Results: Real-time PCR results showed the differences after LOX overexpressed in chondrocytes, the expression levels of cartilage differentiation related genes: COLⅡ, ACAN, and SOX9 have been significantly increased; cartilage osteogenesis and aging-related genes MMP13, COLⅩ and RUNX2 expression levels decreased significantly; Elastic fiber assembly related component genes ELN’s expression level has been increased, FBLN4, FBLN5’s expression level have been decreased. After LOX overexpression, the migration ability of pig auricular chondrocytes increased within 24 hours, and the accumulation of proteoglycan has been promoted significantly. It is suggested that LOX may have the effect of promoting chondrocyte phenotype, inhibiting chondrocyte hyperostosis and promoting cell migration.

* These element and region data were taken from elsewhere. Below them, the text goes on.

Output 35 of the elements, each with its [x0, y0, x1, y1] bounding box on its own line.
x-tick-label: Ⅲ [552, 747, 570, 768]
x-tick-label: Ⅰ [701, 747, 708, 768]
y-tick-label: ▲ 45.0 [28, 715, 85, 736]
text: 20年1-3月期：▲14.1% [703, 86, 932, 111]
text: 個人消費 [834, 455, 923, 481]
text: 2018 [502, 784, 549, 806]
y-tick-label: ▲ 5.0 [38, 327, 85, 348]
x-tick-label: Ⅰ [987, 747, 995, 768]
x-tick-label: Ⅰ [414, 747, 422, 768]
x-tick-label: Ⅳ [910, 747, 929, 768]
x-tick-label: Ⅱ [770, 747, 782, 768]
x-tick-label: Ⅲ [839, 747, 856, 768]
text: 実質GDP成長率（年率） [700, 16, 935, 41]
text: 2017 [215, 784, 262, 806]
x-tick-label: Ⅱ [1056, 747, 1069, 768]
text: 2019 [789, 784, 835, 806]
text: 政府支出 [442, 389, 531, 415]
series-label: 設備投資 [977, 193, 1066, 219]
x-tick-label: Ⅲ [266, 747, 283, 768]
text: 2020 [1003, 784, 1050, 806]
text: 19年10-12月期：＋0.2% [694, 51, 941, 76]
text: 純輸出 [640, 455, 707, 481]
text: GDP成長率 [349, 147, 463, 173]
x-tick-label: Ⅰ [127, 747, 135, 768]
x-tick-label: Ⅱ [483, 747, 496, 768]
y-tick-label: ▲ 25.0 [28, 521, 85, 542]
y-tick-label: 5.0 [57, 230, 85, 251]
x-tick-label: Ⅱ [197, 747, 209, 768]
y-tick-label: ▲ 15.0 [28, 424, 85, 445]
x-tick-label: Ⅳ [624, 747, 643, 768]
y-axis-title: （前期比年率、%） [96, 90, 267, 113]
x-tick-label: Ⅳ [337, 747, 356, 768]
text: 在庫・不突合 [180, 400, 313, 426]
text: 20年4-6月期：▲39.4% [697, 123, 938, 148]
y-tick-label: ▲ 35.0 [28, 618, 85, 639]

After the expression of FBN1, the expression levels of cartilage differentiation key genes: SOX9, ACAN, and COLⅡ has been significantly increased.

Conclusions:

1. The gene and protein’s expression levels of ELN, FBN1 and LOX in tissue-engineered cartilage are significantly lower than those in human auricular cartilage, and failed to form mature fiber bundle-like structures similar to human auricular cartilage, which suggested us that the decreased expression of these components may be the main reason for the insufficient expression of elastic fiber in tissue engineered cartilage.

2. Overexpression of LOX and FBN1 can promote cartilage phenotype and the expression of cartilage related matrix. LOX can promote cell migration and can be used as a candidate gene for promoting the construction of elastic cartilage.